As expected, the signature component of Michael Bloomberg’s PlaNYC program, congestion pricing, was killed this week by Assembly Speaker Sheldon Silver and his Democratic caucus.
As if to underline the absolute discretion that these 107 state legislators in the Assembly exercise over major state and city legislation, the final blow to the bill was administered on April 7 in private—a committee killed it before it could even come to the floor. Mr. Silver’s members had spoken to him, they said afterward—and he listened.
The mayor, who now heads into his last year and a half in office with little time to fashion any more sweeping plans to crystallize his legacy, was predictably incensed, saying afterward that the Assembly Democrats had shown “a special type of cowardice” in not allowing members—including the Assembly’s easily forgotten, utterly powerless Republican minority—an up-or-down say on the matter.

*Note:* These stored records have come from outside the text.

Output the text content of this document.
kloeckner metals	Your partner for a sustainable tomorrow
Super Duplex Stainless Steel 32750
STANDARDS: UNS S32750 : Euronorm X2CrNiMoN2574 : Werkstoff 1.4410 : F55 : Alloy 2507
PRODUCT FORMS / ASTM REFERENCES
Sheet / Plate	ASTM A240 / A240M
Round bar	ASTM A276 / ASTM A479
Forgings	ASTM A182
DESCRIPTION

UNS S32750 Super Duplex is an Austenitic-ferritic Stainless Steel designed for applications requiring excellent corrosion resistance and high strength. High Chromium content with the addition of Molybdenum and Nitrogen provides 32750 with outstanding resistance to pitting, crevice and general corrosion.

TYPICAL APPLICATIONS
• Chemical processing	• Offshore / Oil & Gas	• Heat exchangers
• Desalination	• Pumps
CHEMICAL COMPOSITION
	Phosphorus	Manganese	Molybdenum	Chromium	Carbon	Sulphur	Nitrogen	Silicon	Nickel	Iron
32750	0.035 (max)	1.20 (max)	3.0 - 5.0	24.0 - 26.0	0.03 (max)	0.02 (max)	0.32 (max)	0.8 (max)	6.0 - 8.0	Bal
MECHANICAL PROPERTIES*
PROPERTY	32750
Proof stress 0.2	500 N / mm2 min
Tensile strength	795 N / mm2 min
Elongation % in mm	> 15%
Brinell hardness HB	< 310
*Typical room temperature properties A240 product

The day after, editorial boards, too, expressed their indignation at Mr. Silver’s actions. The Times led as follows: “Rarely does one man have a chance to do so much harm to so many.”

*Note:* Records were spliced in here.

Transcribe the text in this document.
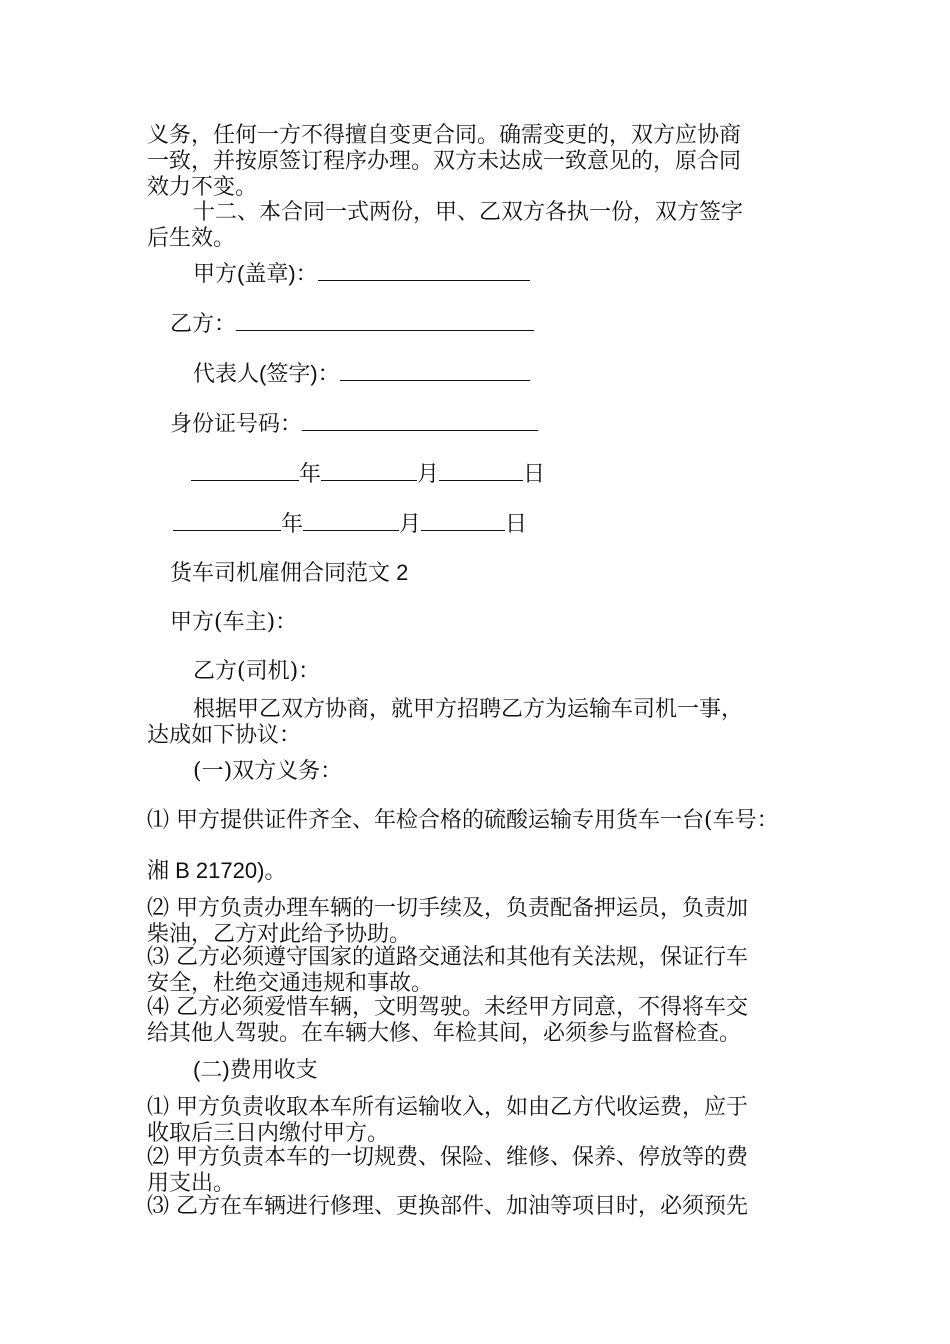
义务，任何一方不得擅自变更合同。确需变更的，双方应协商
一致，并按原签订程序办理。双方未达成一致意见的，原合同
效力不变。
十二、本合同一式两份，甲、乙双方各执一份，双方签字
后生效。
甲方(盖章)：
乙方：
代表人(签字)：
身份证号码：
年	月	日
年	月	日
货车司机雇佣合同范文 2
甲方(车主)：
乙方(司机)：
根据甲乙双方协商，就甲方招聘乙方为运输车司机一事，
达成如下协议：
(一)双方义务：
⑴ 甲方提供证件齐全、年检合格的硫酸运输专用货车一台(车号：
湘 B 21720)。
⑵ 甲方负责办理车辆的一切手续及，负责配备押运员，负责加
柴油，乙方对此给予协助。
⑶ 乙方必须遵守国家的道路交通法和其他有关法规，保证行车
安全，杜绝交通违规和事故。
⑷ 乙方必须爱惜车辆，文明驾驶。未经甲方同意，不得将车交
给其他人驾驶。在车辆大修、年检其间，必须参与监督检查。
(二)费用收支
⑴ 甲方负责收取本车所有运输收入，如由乙方代收运费，应于
收取后三日内缴付甲方。
⑵ 甲方负责本车的一切规费、保险、维修、保养、停放等的费
用支出。
⑶ 乙方在车辆进行修理、更换部件、加油等项目时，必须预先
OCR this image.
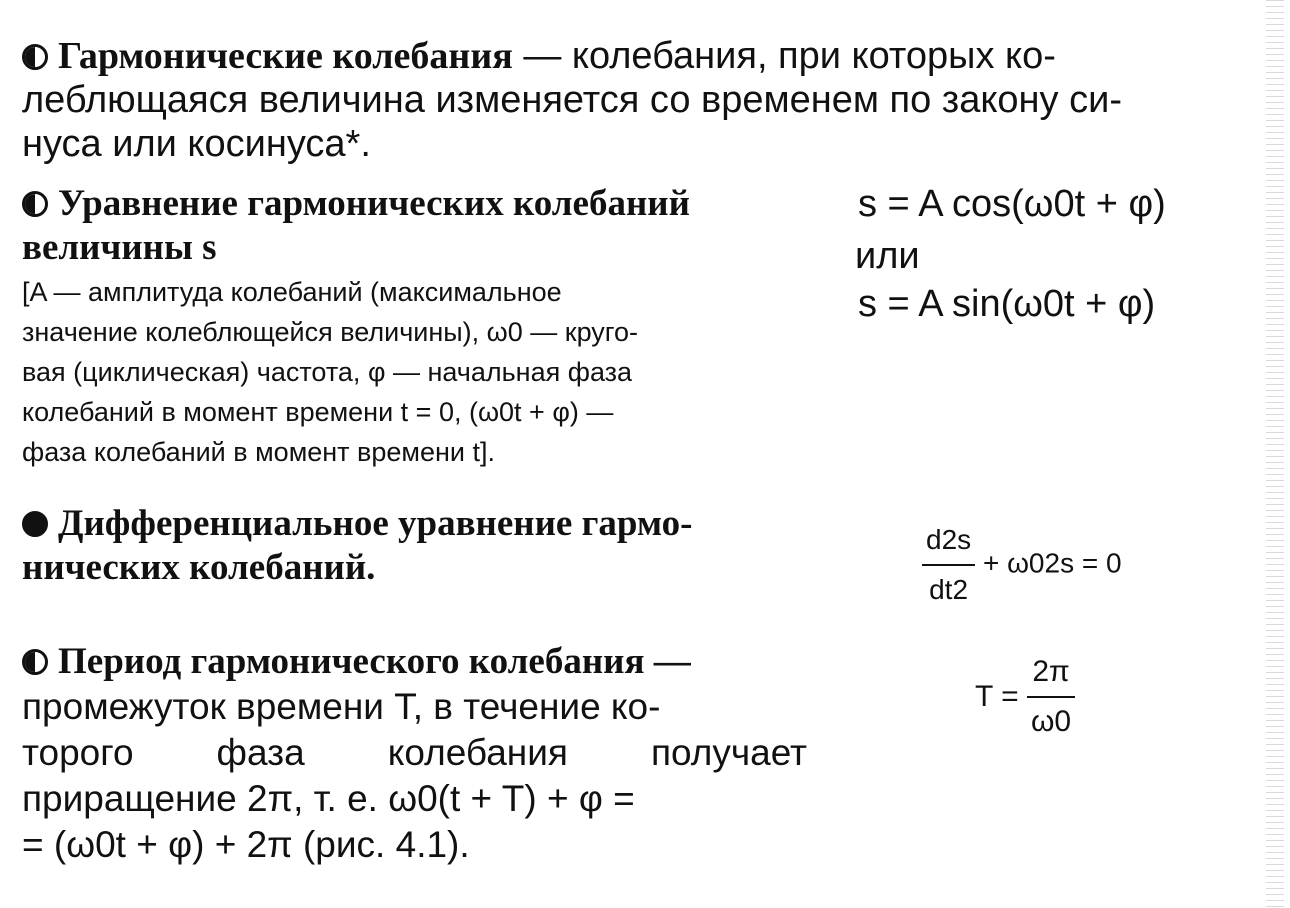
Гармонические колебания — колебания, при которых ко-
леблющаяся величина изменяется со временем по закону си-
нуса или косинуса*.
Уравнение гармонических колебаний
величины s
[A — амплитуда колебаний (максимальное
значение колеблющейся величины), ω0 — круго-
вая (циклическая) частота, φ — начальная фаза
колебаний в момент времени t = 0, (ω0t + φ) —
фаза колебаний в момент времени t].
s = A cos(ω0t + φ)
или
s = A sin(ω0t + φ)
Дифференциальное уравнение гармо-
нических колебаний.	$\frac{d2s}{dt2} + \omega 02s = 0$
Период гармонического колебания —
промежуток времени T, в течение ко-
торого фаза колебания получает
приращение 2π, т. е. ω0(t + T) + φ =
= (ω0t + φ) + 2π (рис. 4.1).
$T = \frac{2\pi}{\omega 0}$
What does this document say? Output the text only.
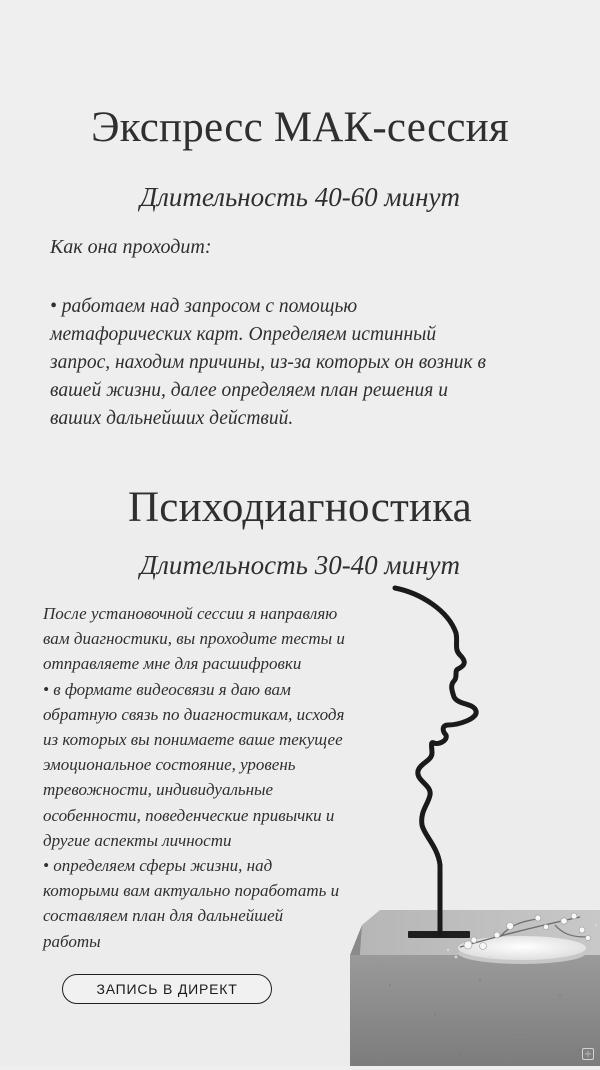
Экспресс МАК-сессия
Длительность 40-60 минут
Как она проходит:
• работаем над запросом с помощью
метафорических карт. Определяем истинный
запрос, находим причины, из-за которых он возник в
вашей жизни, далее определяем план решения и
ваших дальнейших действий.
Психодиагностика
Длительность 30-40 минут
После установочной сессии я направляю
вам диагностики, вы проходите тесты и
отправляете мне для расшифровки
• в формате видеосвязи я даю вам
обратную связь по диагностикам, исходя
из которых вы понимаете ваше текущее
эмоциональное состояние, уровень
тревожности, индивидуальные
особенности, поведенческие привычки и
другие аспекты личности
• определяем сферы жизни, над
которыми вам актуально поработать и
составляем план для дальнейшей
работы
ЗАПИСЬ В ДИРЕКТ
+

The speaker was unrepentant.
Asked by phone on April 8 about the mayor’s criticism, Mr. Silver said, “It’s funny. If you read the newspaper accounts, the front page of The New York Times is loaded with individual members telling The Times they’re not prepared to vote on this legislation. So, it’s not a matter of one person. I mean, I, as one person, probably would have voted for the bill. But clearly the case wasn’t made, or convincingly. That’s why the bill did not succeed. When you say one person, it works both ways. He’s one person as well.”
That is undeniably true. And as the system is currently structured, what happened to the mayor’s bill isn’t anything unusual at all.

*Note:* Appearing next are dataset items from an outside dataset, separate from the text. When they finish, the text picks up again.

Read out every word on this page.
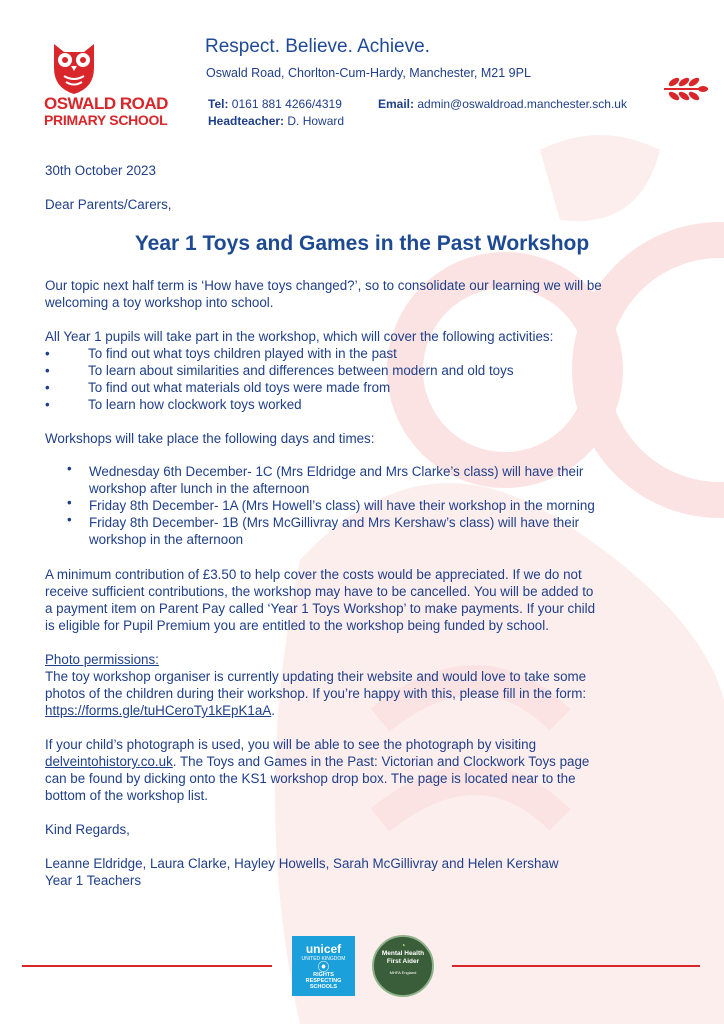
OSWALD ROAD
PRIMARY SCHOOL
Respect. Believe. Achieve.
Oswald Road, Chorlton-Cum-Hardy, Manchester, M21 9PL
Tel: 0161 881 4266/4319	Email: admin@oswaldroad.manchester.sch.uk
Headteacher: D. Howard
30th October 2023
Dear Parents/Carers,
Year 1 Toys and Games in the Past Workshop
Our topic next half term is ‘How have toys changed?’, so to consolidate our learning we will be
welcoming a toy workshop into school.
All Year 1 pupils will take part in the workshop, which will cover the following activities:
• To find out what toys children played with in the past
• To learn about similarities and differences between modern and old toys
• To find out what materials old toys were made from
• To learn how clockwork toys worked
Workshops will take place the following days and times:
• Wednesday 6th December- 1C (Mrs Eldridge and Mrs Clarke’s class) will have their
workshop after lunch in the afternoon
• Friday 8th December- 1A (Mrs Howell’s class) will have their workshop in the morning
• Friday 8th December- 1B (Mrs McGillivray and Mrs Kershaw’s class) will have their
workshop in the afternoon
A minimum contribution of £3.50 to help cover the costs would be appreciated. If we do not
receive sufficient contributions, the workshop may have to be cancelled. You will be added to
a payment item on Parent Pay called ‘Year 1 Toys Workshop’ to make payments. If your child
is eligible for Pupil Premium you are entitled to the workshop being funded by school.
Photo permissions:
The toy workshop organiser is currently updating their website and would love to take some
photos of the children during their workshop. If you’re happy with this, please fill in the form:
https://forms.gle/tuHCeroTy1kEpK1aA.
If your child’s photograph is used, you will be able to see the photograph by visiting
delveintohistory.co.uk. The Toys and Games in the Past: Victorian and Clockwork Toys page
can be found by dicking onto the KS1 workshop drop box. The page is located near to the
bottom of the workshop list.
Kind Regards,
Leanne Eldridge, Laura Clarke, Hayley Howells, Sarah McGillivray and Helen Kershaw
Year 1 Teachers
unicef
UNITED KINGDOM
⦿
RIGHTS
RESPECTING
SCHOOLS
◔
Mental Health
First Aider
MHFA England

The Democrats enjoy a veto-proof super-majority in the 150-member Assembly. This means that they can pass bills without involving any Republicans. It also means that as long as he keeps his Democratic members happy, Mr. Silver can be in charge for as long as he decides to stick around.
Not only does the outside criticism of the Assembly and Albany’s fetid political culture from the likes of Mr. Bloomberg or The New York Times—or Eliot Spitzer, for that matter—not hurt Mr. Silver, it actually helps him among his members, who are wont to rally around the man who stands up for them, and for the system in which they operate.
“Here’s a guy who survives by listening to his conference,” said Democratic consultant Hank Sheinkopf. “They can vote him out in any minute. What would you rather have? A mayor that is mad at you for a year and a half, or a conference that is mad at you for a day and throws you out of office?”
The way the Democratic members see it, opening potentially contested votes up to all the members of the Assembly would be a voluntary abdication of party advantage. The will of the majority of Democrats, they point out, correctly, might not be done.
“If you had 44 Republicans and 32 Democrats, you could theoretically pass a bill that a majority of the Democratic conference opposed,” said Assemblyman Richard Brodsky of Westchester, who emerged as the vocal public leader of the opposition to congestion pricing. “That is not the way we run the system. And frankly, it’s not the way we should run the system.”
Assemblyman Jonathan Bing, a good-government type from the East Side of Manhattan, explained it by saying, “The idea that democracy did not occur here [because] it was not a floor vote really is incorrect. Democracy occurred with every member of the Assembly majority providing the speaker with his or her views, whether it was in conference or when the speaker polled members.”